• Obi slams Tinubu’s regime over rising debt, says nation heading to disaster
Executive Chairman of the Nigeria Revenue Service (NRS), Dr Zacch Adedeji, has said the bold reform decisions of President Bola Tinubu pushed Nigeria’s monthly revenue generation from N711 billion as at May 2023 to over N3.635 trillion as at September 2025, about 411 per cent growth.
But former presidential candidate of the Labour Party (LP), Peter Obi, criticised Tinubu’s administration over the country’s rising debt profile, warning that the country is “heading to disaster”.
Adedeji said the reform measures actually saved Nigeria from total collapse, given the level of fiscal stress the country was grappling with as at May 2023.
Speaking at the inauguration of the head office complex of NRS in Abuja on Tuesday, the revenue boss said when the Tinubu administration assumed office in 2023, Nigeria faced a critical inflexion point, marked by constrained fiscal space, weakened investor confidence and structural distortions across key sectors.
But for the timely intervention of the President through the reform initiatives, such as the removal of fuel subsidy, unification of the foreign exchange markets, as well as clearing of longstanding backlogs that restored macroeconomic credibility, according to him, it would have been catastrophic for the country today.
He said before the reforms, Nigeria was facing a tax-to-Gross Domestic Product (GDP) ratio of less than 10 per cent, a debt service-to-revenue of 97 per cent, an unsustainable subsidy and product scarcity.
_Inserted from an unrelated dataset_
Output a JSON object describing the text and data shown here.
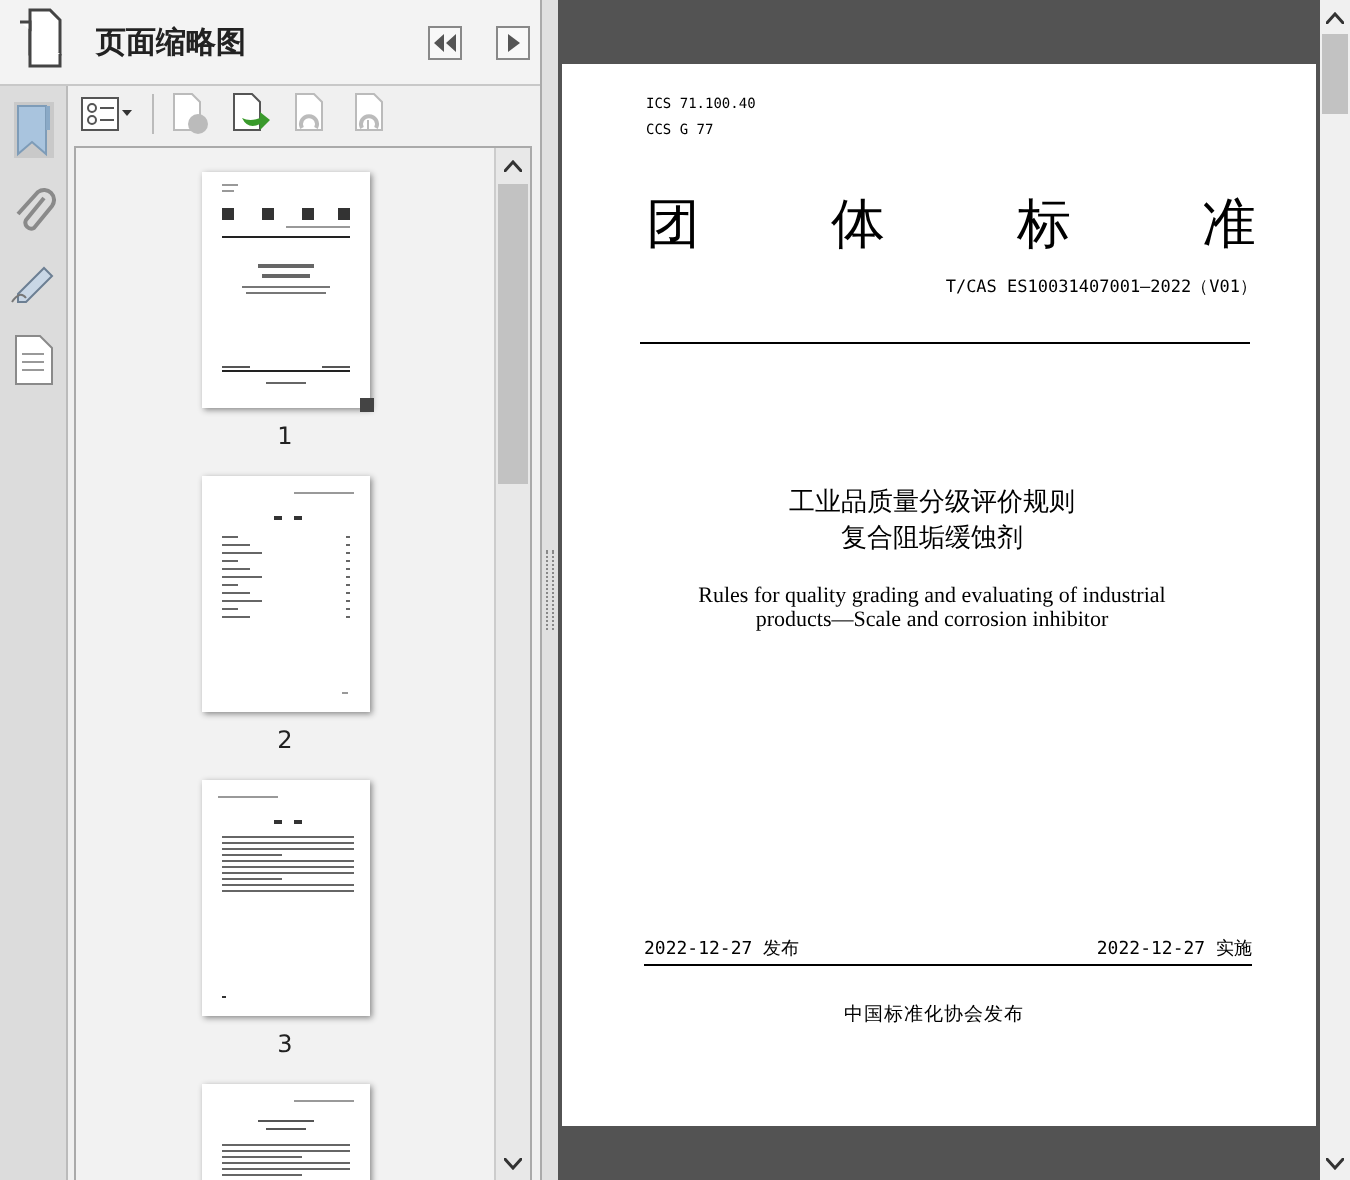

The present administration, he added, undertook one of the most significant revenue reforms in Nigeria’s history.
“Over 60 fragmented tax laws were streamlined into a simplified and more coherent framework, strengthening compliance, improving predictability and enabling efficiency in administration”, he said.
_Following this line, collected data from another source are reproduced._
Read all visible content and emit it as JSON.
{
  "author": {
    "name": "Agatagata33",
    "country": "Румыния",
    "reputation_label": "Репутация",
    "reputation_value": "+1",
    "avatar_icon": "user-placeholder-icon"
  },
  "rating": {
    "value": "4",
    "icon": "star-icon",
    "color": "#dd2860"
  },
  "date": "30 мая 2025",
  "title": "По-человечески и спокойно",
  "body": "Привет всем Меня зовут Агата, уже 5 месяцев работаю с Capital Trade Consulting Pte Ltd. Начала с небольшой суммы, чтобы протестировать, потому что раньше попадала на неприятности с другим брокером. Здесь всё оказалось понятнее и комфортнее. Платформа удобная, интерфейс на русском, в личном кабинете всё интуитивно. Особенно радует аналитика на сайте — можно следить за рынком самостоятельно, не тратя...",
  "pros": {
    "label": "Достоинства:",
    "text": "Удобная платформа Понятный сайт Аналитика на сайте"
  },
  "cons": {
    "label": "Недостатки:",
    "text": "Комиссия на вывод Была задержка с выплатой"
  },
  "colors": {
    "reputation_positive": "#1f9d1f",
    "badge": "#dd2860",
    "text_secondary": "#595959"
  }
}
“Crucially, this reform was not driven by higher tax burdens, but by better systems, broader coverage, and stronger governance. The outcome speaks for itself, with Nigeria recording a historic domestic revenue performance, demon\strating that disciplined reform yields sustainable results.”
Delivering a goodwill message, the Minister of Finance and Coordinating Minister of the Economy, Mr Wale Edun, said the completed facility was not just a building or just a cost, but an investment, a physical expression of the fundamental shifts in how Nigeria is modernising revenue.
The minister, who was represented by the Minister of State Finance, Dr Taiwo Oyedele, commended the doggedness of Adedeji in delivering the project and transforming the Nigerian tax system.
Obi, now African Democratic Congress (ADC) chieftain, made the remarks yesterday at the party’s national convention in Abuja.
According to him, the removal of petrol subsidy by the previous administration was intended to reduce borrowing and redirect funds towards national development. However, he argued that the present government increased borrowing despite maintaining the subsidy removal policy.
“When this government came into being, it removed the subsidy on petroleum. The reason was to stop borrowing to service it and use the resources to develop the country. But today, despite that removal, the government has continued borrowing.
“The previous administration left a debt of about N87 trillion. Today, we are close to N200 trillion. That means they have borrowed over 130 per cent more, despite removing the subsidy. At the same time, contractors are being owed, and no projects in the 2025 budget have been funded. We have a huge debt and have borrowed more for everything. We are heading to disaster,” he said.
Obi stated that the figures were intended to highlight what he described as the country’s economic drift, urging Nigerians to take collective responsibility.